Continuing engagement will help
with moderation of the Taliban. It will help keep Taliban accountable to the
agreement it signs up to. Such support will help the Taliban balance any
Pakistani pressures on it, enabling it to cast aside Pakistan’s shadow as an
autonomous actor. International presence and oversight will ensure that the
government forces, women and minorities are not imposed on adversely. Absent
such oversight, it can only portend a return to civil
war and multiple proxy
wars.
India has the capacity to engage
with this process of socialisation of the Taliban. Its participation would be
indispensible for the international community because of the political weight
it brings to the table as a regional power, and as an economic heavyweight.

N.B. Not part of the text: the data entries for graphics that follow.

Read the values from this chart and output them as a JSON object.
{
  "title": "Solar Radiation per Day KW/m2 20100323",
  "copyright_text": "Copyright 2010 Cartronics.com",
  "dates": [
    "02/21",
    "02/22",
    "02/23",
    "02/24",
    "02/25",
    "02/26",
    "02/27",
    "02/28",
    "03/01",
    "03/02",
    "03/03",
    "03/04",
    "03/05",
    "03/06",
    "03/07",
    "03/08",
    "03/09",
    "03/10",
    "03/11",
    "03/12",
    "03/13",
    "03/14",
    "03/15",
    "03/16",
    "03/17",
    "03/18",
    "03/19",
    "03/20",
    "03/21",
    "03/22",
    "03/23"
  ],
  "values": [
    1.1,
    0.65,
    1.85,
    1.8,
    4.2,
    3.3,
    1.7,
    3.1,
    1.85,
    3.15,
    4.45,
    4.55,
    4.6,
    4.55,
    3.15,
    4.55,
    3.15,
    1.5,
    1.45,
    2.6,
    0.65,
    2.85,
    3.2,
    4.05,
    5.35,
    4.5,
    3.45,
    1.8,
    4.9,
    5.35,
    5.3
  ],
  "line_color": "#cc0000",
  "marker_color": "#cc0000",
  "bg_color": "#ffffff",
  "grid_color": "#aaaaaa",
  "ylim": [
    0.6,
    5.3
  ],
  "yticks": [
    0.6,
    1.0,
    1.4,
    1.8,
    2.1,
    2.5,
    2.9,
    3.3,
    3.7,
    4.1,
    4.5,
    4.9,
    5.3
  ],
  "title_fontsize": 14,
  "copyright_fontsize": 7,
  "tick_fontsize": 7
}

Continued engagement will help India preserve its over-USD 2 billion investment
in Afghanistan, besides deepen India’s soft power sway. It will help India keep
a foot in the door in Afghanistan, that otherwise is set to be dominated by its
other competitor, China.
India would also be able to
influence Taliban’s perspective on regional security issues as Kashmir,
preempting any redeployment
of Taliban fighters by Pakistan from a stabilized situation in Afghanistan
towards a restive Kashmir. This would help build on the Taliban’s preference
expressed in its statement
on the changes in Kashmir that the two states, India and Pakistan, keep their
difference over Kashmir out of the emerging situation in Afghanistan.

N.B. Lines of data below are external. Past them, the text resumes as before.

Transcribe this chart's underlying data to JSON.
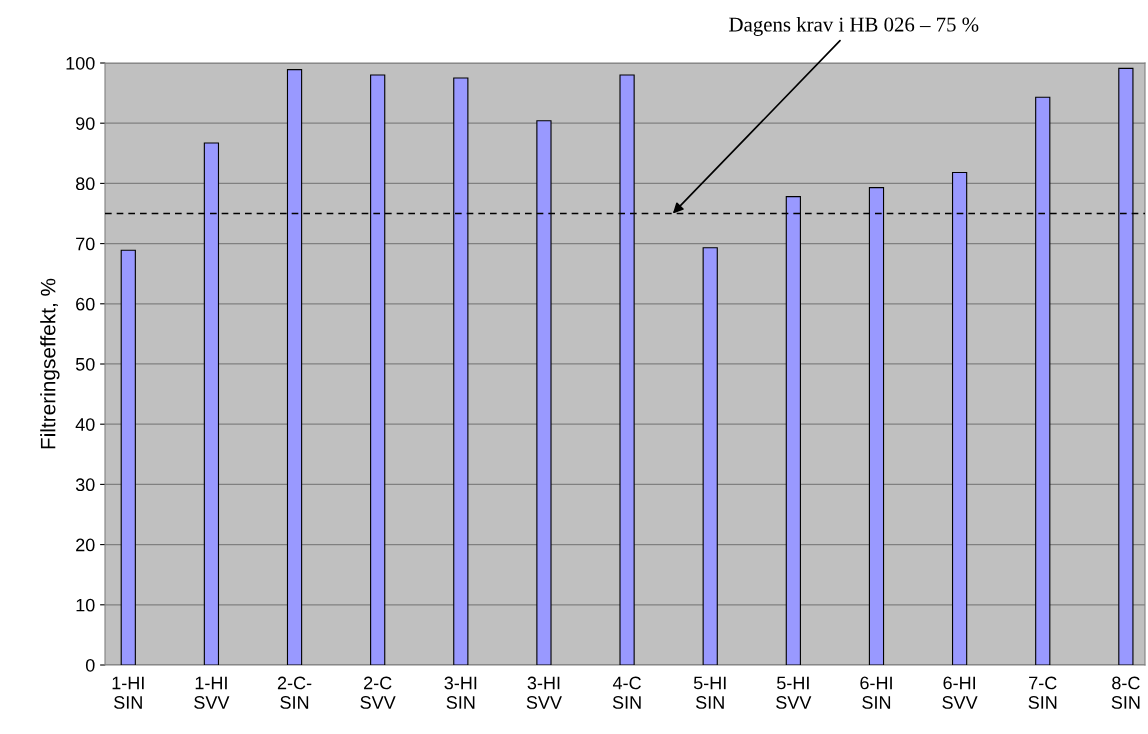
{
  "chart_data": {
    "type": "bar",
    "ylabel": "Filtreringseffekt, %",
    "categories": [
      "1-HI\nSIN",
      "1-HI\nSVV",
      "2-C-\nSIN",
      "2-C\nSVV",
      "3-HI\nSIN",
      "3-HI\nSVV",
      "4-C\nSIN",
      "5-HI\nSIN",
      "5-HI\nSVV",
      "6-HI\nSIN",
      "6-HI\nSVV",
      "7-C\nSIN",
      "8-C\nSIN"
    ],
    "values": [
      68.9,
      86.7,
      98.9,
      98.0,
      97.5,
      90.4,
      98.0,
      69.3,
      77.8,
      79.3,
      81.8,
      94.3,
      99.1
    ],
    "color": "#9999ff",
    "ylim": [
      0,
      100
    ],
    "yticks": [
      0,
      10,
      20,
      30,
      40,
      50,
      60,
      70,
      80,
      90,
      100
    ],
    "grid": "y",
    "ref_lines": [
      {
        "axis": "y",
        "value": 75,
        "label": "Dagens krav i HB 026 – 75 %",
        "color": "#000000",
        "line_style": "dashed"
      }
    ]
  }
}
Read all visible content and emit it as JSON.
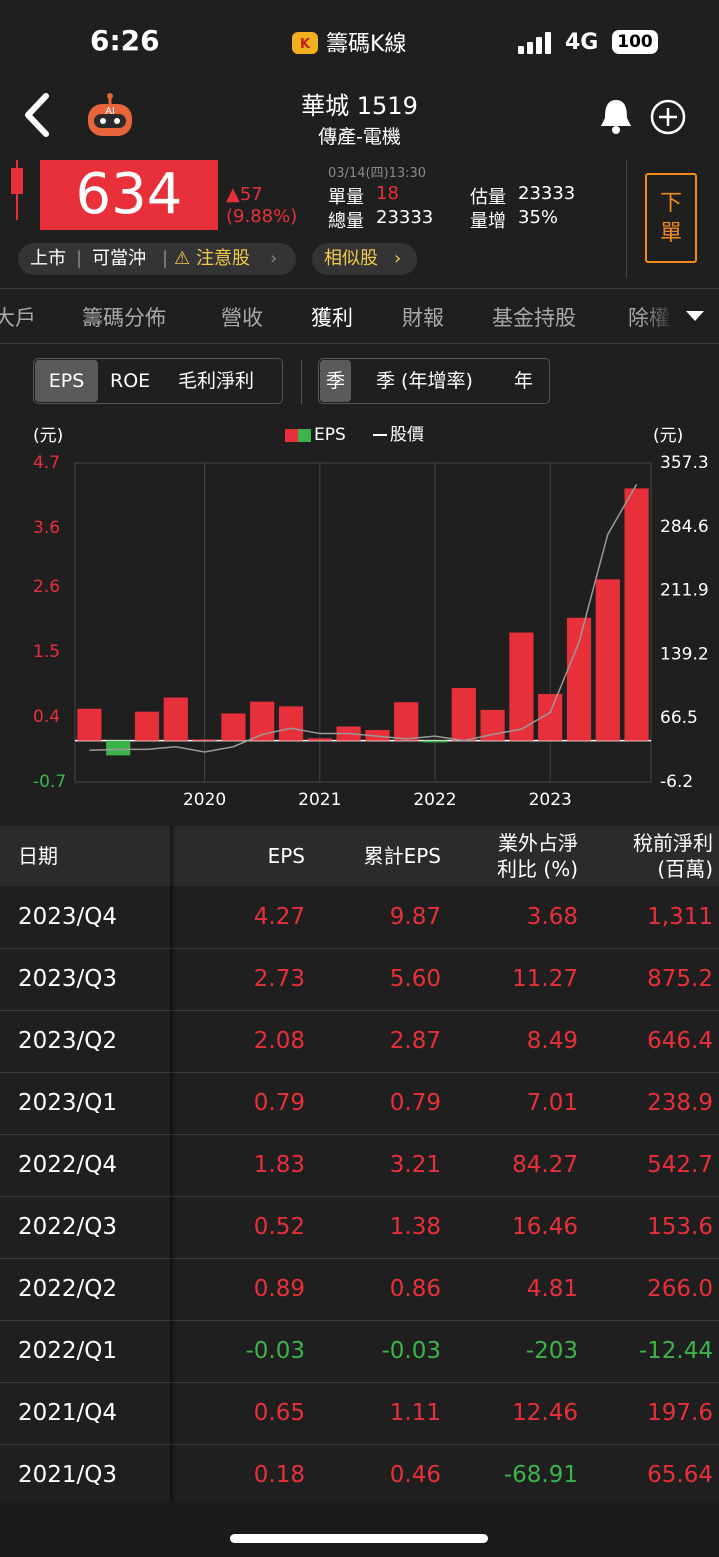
{
  "status_bar": {
    "time": "6:26",
    "app": "籌碼K線",
    "network": "4G",
    "battery": "100"
  },
  "header": {
    "title": "華城 1519",
    "subtitle": "傳產-電機"
  },
  "quote": {
    "price": "634",
    "change": "▲57",
    "change_pct": "(9.88%)",
    "datetime": "03/14(四)13:30",
    "unit_volume_label": "單量",
    "unit_volume": "18",
    "total_volume_label": "總量",
    "total_volume": "23333",
    "est_volume_label": "估量",
    "est_volume": "23333",
    "volume_increase_label": "量增",
    "volume_increase": "35%",
    "order_button": "下單"
  },
  "tags": [
    "上市",
    "可當沖",
    "注意股"
  ],
  "similar": "相似股",
  "tabs": [
    "大戶",
    "籌碼分佈",
    "營收",
    "獲利",
    "財報",
    "基金持股",
    "除權"
  ],
  "metric_toggle": [
    "EPS",
    "ROE",
    "毛利淨利"
  ],
  "period_toggle": [
    "季",
    "季 (年增率)",
    "年"
  ],
  "chart_data": {
    "type": "bar",
    "y_label": "(元)",
    "y2_label": "(元)",
    "categories": [
      null,
      null,
      null,
      null,
      "2020",
      null,
      null,
      null,
      "2021",
      null,
      null,
      null,
      "2022",
      null,
      null,
      null,
      "2023",
      null,
      null,
      null
    ],
    "series": [
      {
        "name": "EPS",
        "type": "bar",
        "color": "#e8303a",
        "negative_color": "#3cb44a",
        "values": [
          0.54,
          -0.25,
          0.49,
          0.73,
          0.02,
          0.46,
          0.66,
          0.58,
          0.04,
          0.24,
          0.18,
          0.65,
          -0.03,
          0.89,
          0.52,
          1.83,
          0.79,
          2.08,
          2.73,
          4.27
        ]
      },
      {
        "name": "股價",
        "type": "line",
        "color": "#9a9a9a",
        "axis": "y2",
        "values": [
          30,
          31,
          31,
          34,
          28,
          34,
          48,
          55,
          49,
          49,
          46,
          43,
          46,
          41,
          48,
          54,
          73,
          153,
          276,
          333
        ]
      }
    ],
    "ylim": [
      -0.7,
      4.7
    ],
    "yticks": [
      4.7,
      3.6,
      2.6,
      1.5,
      0.4,
      -0.7
    ],
    "y2lim": [
      -6.2,
      357.3
    ],
    "y2ticks": [
      357.3,
      284.6,
      211.9,
      139.2,
      66.5,
      -6.2
    ],
    "grid": true
  },
  "table": {
    "columns": [
      [
        "日期"
      ],
      [
        "EPS"
      ],
      [
        "累計EPS"
      ],
      [
        "業外占淨",
        "利比 (%)"
      ],
      [
        "稅前淨利",
        "(百萬)"
      ]
    ],
    "rows": [
      [
        "2023/Q4",
        "4.27",
        "9.87",
        "3.68",
        "1,311"
      ],
      [
        "2023/Q3",
        "2.73",
        "5.60",
        "11.27",
        "875.2"
      ],
      [
        "2023/Q2",
        "2.08",
        "2.87",
        "8.49",
        "646.4"
      ],
      [
        "2023/Q1",
        "0.79",
        "0.79",
        "7.01",
        "238.9"
      ],
      [
        "2022/Q4",
        "1.83",
        "3.21",
        "84.27",
        "542.7"
      ],
      [
        "2022/Q3",
        "0.52",
        "1.38",
        "16.46",
        "153.6"
      ],
      [
        "2022/Q2",
        "0.89",
        "0.86",
        "4.81",
        "266.0"
      ],
      [
        "2022/Q1",
        "-0.03",
        "-0.03",
        "-203",
        "-12.44"
      ],
      [
        "2021/Q4",
        "0.65",
        "1.11",
        "12.46",
        "197.6"
      ],
      [
        "2021/Q3",
        "0.18",
        "0.46",
        "-68.91",
        "65.64"
      ]
    ]
  }
}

As of now, it appears that India
has fired off its first shot in the Afghan endgame by its timing the changes in
Kashmir. Such a strategy places India as a potential spoiler. Indian hardliners
would not be averse to seeing Afghanistan as a site of proxy war sucking in
Pakistan. However, continuing of instability in Afghanistan can only have a
backlash in Kashmir. Therefore if India instead plays along with the
developments, it would alleviate Pakistan’s security dilemma. A tacit
understanding must be arrived at between the two neighbours through the
backchannel in which Pakistan lays off Kashmir in return.
This tradeoff allowing Pakistan
some success in its quest for strategic depth in Afghanistan has immediate term
implications in keeping a lid on the situation in Kashmir. India can sugarcoat
this by conferring statehood on Jammu and Kashmir and making provision of
cultural and land protection under Article 371. India can thus imaginatively
target two birds with one stone: stabilizing Kashmir while inserting itself
constructively into the endgame in Afghanistan.
Currently, India is headed into a
proxy war in Afghanistan to pay back Pakistan for its proxy war in Kashmir. Such
an outcome is product of the muscular strategic outlook India has taken to
lately. Alternative strategic options are available such as the innovative one
broached here. A regional power with great power aspiration should be held to
no less an ambitious strategy for shaping its region.